Justin Buss plants soybean into corn residue and wild mustard using a no-till planter on his farm in Vincennes, Indiana, on May 13, 2021. Photo by Brandon O’Connor and courtesy of Indiana NRCS.

The short answer: All aspects of crop production that involve keeping the soil covered, minimizing disturbance, and agronomic management can help sequester carbon and reduce emissions.

Dig deeper: Specifically, the eight following practices—when carefully applied and tweaked for each farm’s cropping system and climate—present areas to cut greenhouse gas emissions and improve soil carbon sequestration.

  1. Nutrient management: Changing fertilizer application methods from broadcast to subsurface, reducing rates, and using enhanced efficiency fertilizers. These are all great ways to improve nitrogen use, decrease emissions, and manage carbon sequestration.
  2. Strip cropping: Adding and maintaining strips of perennial cover between rows can help increase soil carbon stocks in the field.

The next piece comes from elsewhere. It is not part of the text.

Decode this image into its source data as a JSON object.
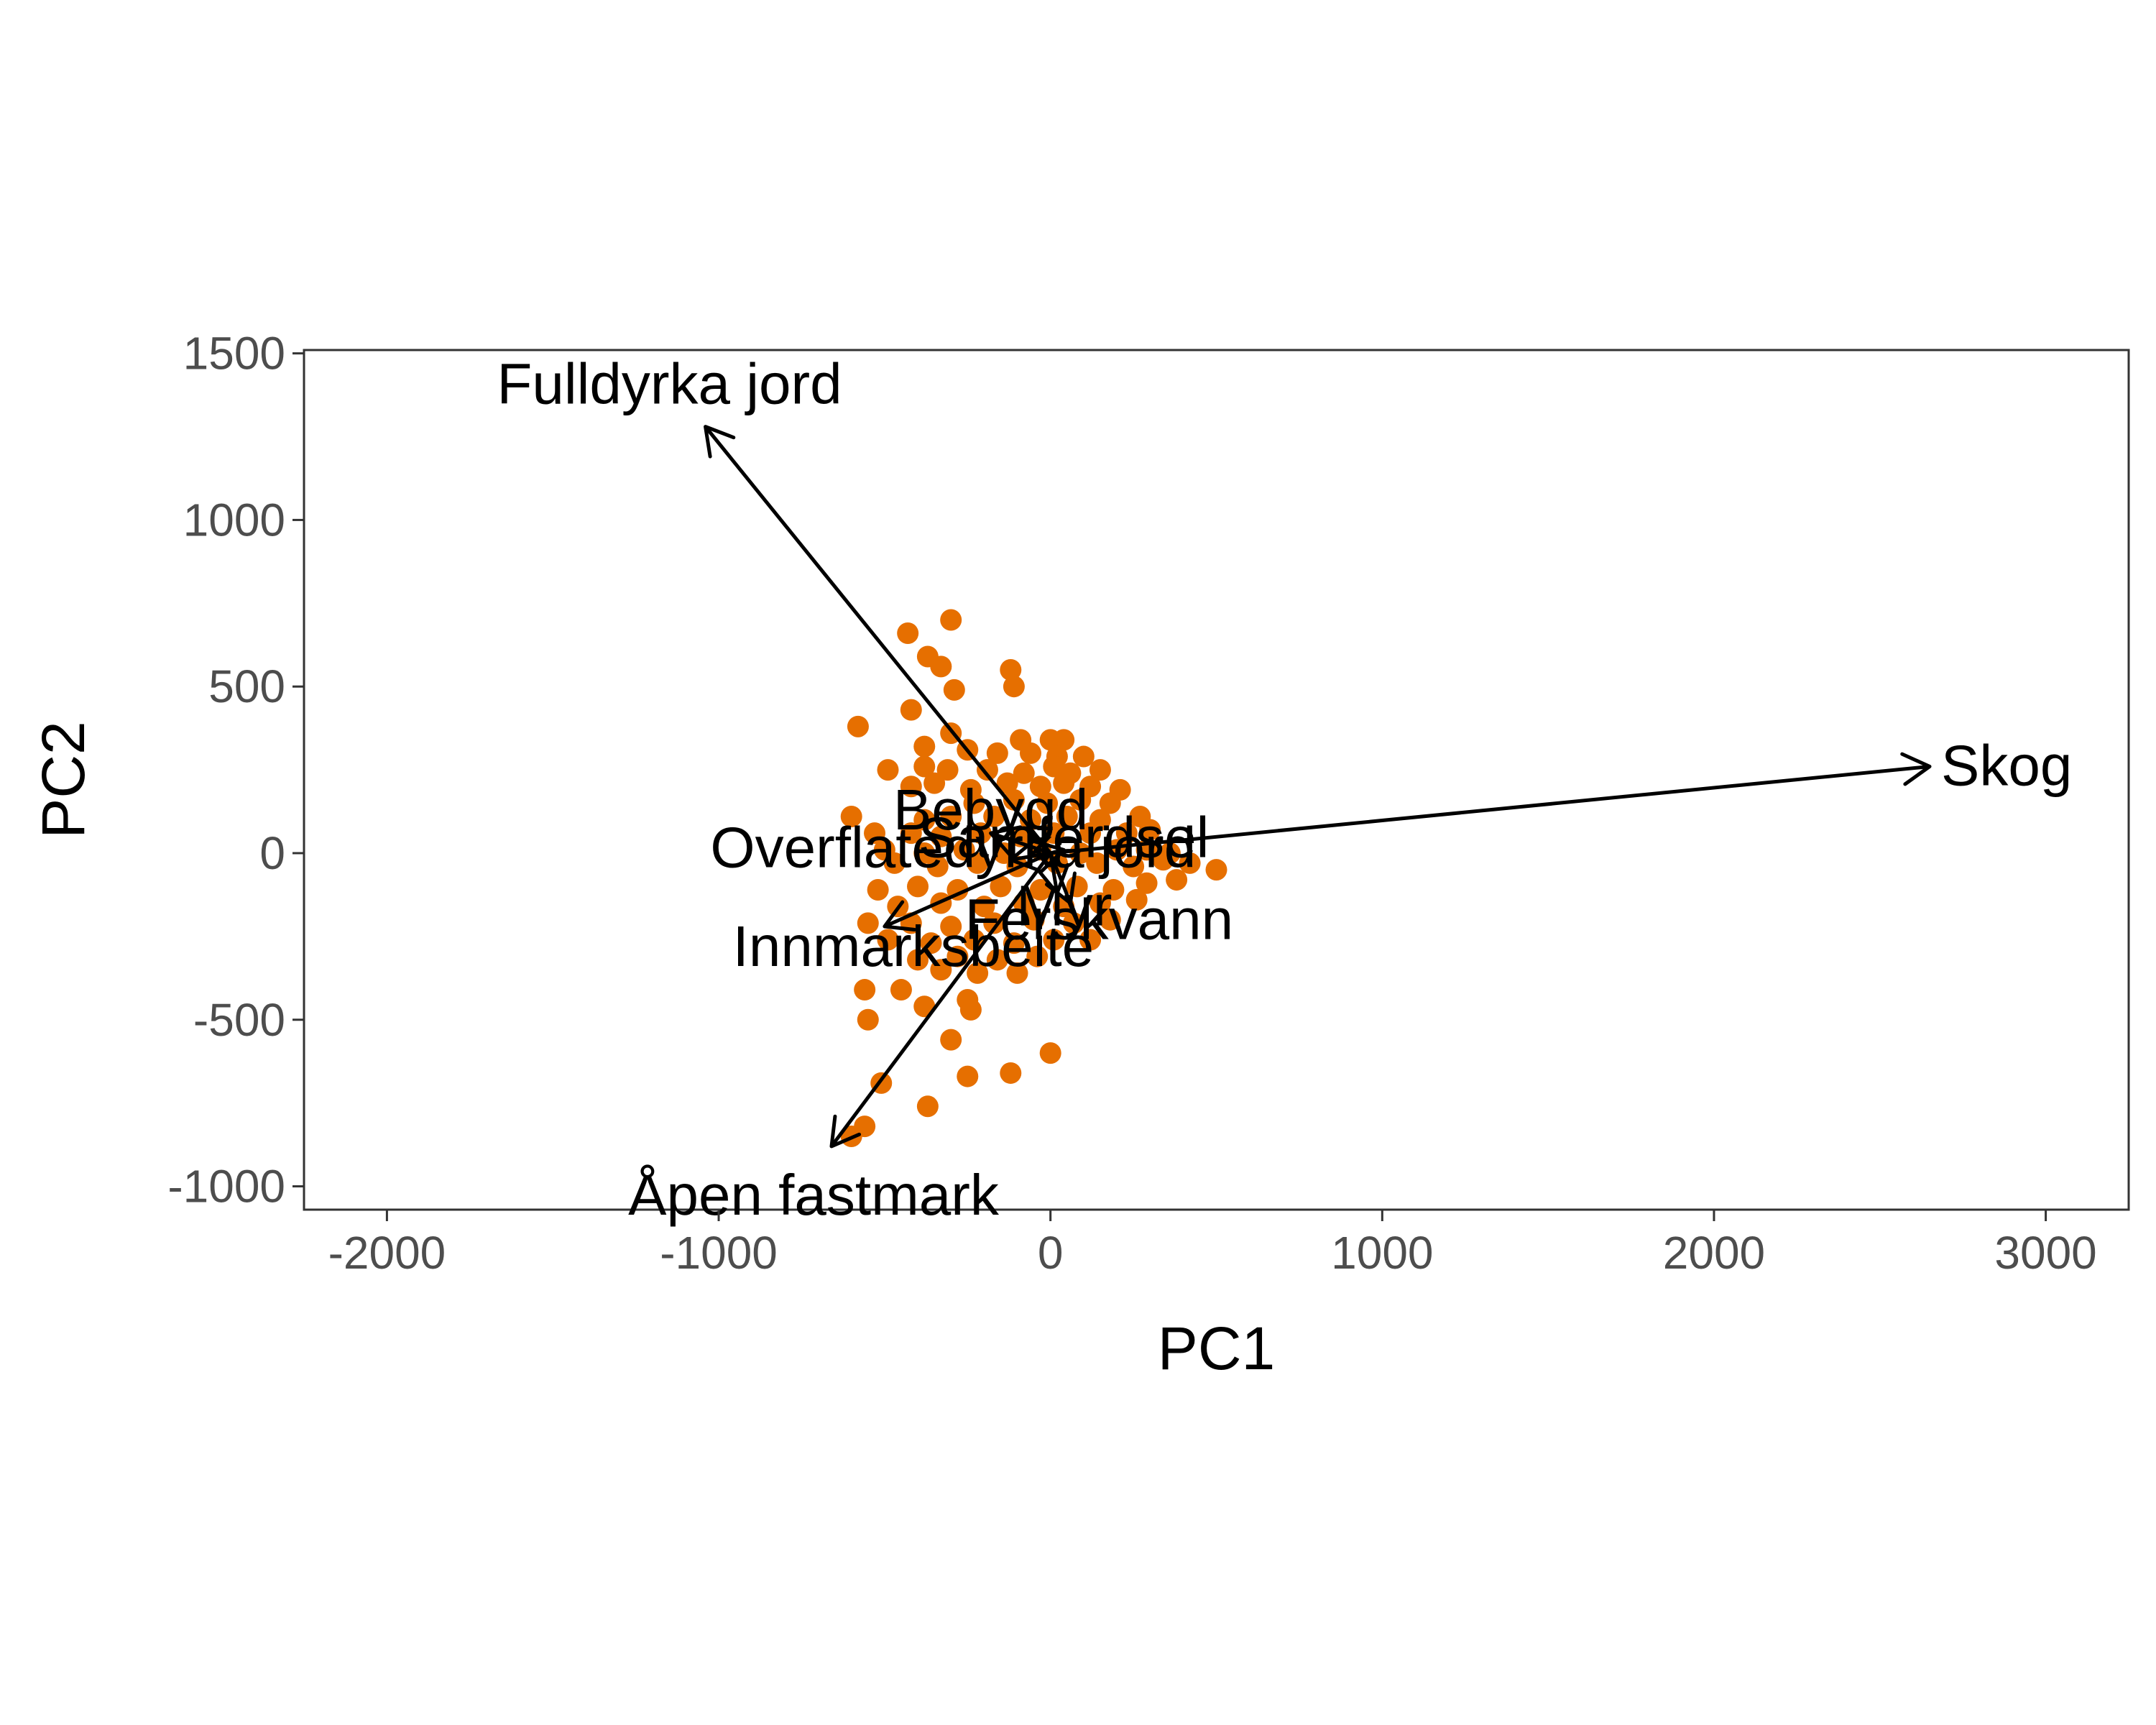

  3. Forage and biomass planting: Converting cropland to continuous grass or legume forage/biomass crops can help sequester carbon and prevent emissions associated with tillage. Plus, there are many grass and legumes cultivars that can be used for pasture, hay, or biomass production.
  4. Cover cropping: Keeping the soil continuously covered in seasons when it might otherwise lay bare is a great means of improving soil quality. Cover crops add root biomass, improving soil quality, sequestering carbon, and providing a nitrogen source to the next season’s crops.

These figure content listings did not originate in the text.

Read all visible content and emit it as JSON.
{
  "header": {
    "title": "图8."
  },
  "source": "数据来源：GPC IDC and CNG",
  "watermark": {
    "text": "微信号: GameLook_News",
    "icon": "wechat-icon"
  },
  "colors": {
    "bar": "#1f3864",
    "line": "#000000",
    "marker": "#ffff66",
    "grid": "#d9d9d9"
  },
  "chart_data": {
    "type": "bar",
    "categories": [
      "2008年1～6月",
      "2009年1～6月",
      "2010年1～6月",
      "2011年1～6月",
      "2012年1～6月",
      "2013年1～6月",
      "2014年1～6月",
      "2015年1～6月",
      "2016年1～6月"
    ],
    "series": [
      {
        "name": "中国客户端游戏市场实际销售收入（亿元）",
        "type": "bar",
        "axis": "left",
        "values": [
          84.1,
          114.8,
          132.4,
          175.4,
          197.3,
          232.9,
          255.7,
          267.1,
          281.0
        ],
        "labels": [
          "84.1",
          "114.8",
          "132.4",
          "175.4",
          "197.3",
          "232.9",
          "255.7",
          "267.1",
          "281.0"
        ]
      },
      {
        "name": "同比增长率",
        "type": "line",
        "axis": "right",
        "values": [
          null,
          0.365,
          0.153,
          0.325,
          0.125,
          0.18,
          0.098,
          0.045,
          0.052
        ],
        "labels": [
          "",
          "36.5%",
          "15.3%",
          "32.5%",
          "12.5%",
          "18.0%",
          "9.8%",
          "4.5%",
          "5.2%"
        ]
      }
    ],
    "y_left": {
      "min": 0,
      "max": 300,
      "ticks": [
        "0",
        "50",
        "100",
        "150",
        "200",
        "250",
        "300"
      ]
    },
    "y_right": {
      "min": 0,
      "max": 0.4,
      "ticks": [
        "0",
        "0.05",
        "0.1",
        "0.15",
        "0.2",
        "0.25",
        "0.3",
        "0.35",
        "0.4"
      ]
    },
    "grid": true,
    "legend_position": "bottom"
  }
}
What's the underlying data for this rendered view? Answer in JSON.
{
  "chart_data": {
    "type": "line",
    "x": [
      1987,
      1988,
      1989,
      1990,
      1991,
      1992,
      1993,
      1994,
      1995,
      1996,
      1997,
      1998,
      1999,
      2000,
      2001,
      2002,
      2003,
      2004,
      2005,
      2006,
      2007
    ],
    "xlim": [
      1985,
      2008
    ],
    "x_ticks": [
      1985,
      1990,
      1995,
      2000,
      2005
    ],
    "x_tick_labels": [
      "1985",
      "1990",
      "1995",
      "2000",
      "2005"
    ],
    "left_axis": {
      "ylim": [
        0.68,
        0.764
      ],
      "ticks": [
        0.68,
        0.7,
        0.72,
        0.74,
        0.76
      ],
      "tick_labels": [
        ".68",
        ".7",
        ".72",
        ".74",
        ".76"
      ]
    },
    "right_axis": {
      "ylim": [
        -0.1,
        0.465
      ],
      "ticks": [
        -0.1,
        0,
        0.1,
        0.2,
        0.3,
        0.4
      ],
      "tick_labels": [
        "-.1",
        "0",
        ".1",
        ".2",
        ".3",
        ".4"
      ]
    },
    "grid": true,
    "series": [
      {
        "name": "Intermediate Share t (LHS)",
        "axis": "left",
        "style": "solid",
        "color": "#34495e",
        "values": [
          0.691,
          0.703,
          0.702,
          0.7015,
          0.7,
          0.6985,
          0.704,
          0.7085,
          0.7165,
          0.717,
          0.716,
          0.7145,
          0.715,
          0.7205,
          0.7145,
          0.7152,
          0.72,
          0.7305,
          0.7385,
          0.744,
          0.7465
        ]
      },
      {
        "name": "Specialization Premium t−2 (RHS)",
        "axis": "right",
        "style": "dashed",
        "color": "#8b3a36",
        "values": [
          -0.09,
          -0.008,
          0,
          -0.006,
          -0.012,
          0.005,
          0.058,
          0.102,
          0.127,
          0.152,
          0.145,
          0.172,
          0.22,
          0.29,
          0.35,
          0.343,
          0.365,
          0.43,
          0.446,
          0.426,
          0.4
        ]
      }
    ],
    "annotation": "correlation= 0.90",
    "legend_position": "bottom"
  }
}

  5. Conservation cover: Perennial vegetation protects the soil from erosion, improves water infiltration, reduces runoff, and builds soil organic matter.
  6. Reduced or no-till: Decreasing tillage causes less disturbance to the soil, leaving carbon sequestered in the topsoil in place.

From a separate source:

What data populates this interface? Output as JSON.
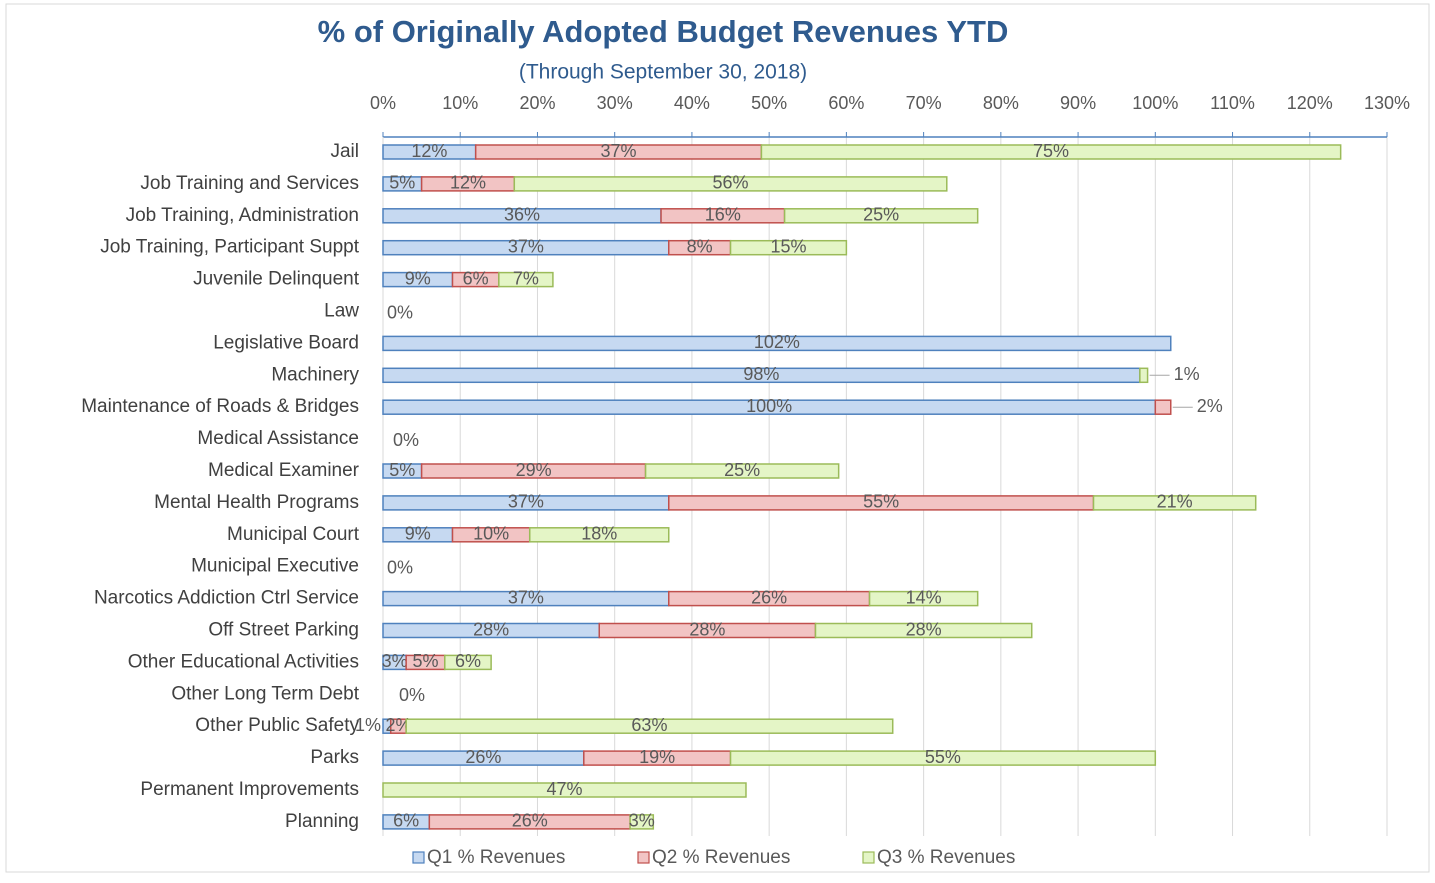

  7. Perennial grasses: On marginal lands, where cash crops often underperform, a better option might be planting perennial grasses. These grasses reduce soil erosion, restore carbon stocks, provide feedstock for biofuel and bioproducts, and serve as a mitigation strategy to prevent regional climate change.
  8. Technologies: New technology can enable carbon sequestration. Though we can’t get into detail here, see “The Context Network: Global Agriculture Carbon Report” for more information.

No one field—or even one farmer—need apply all of these conservation strategies. Instead, using the strategy that solves problems facing each field, each cropping system, and each farm is a better method for improving soil carbon and reducing emissions.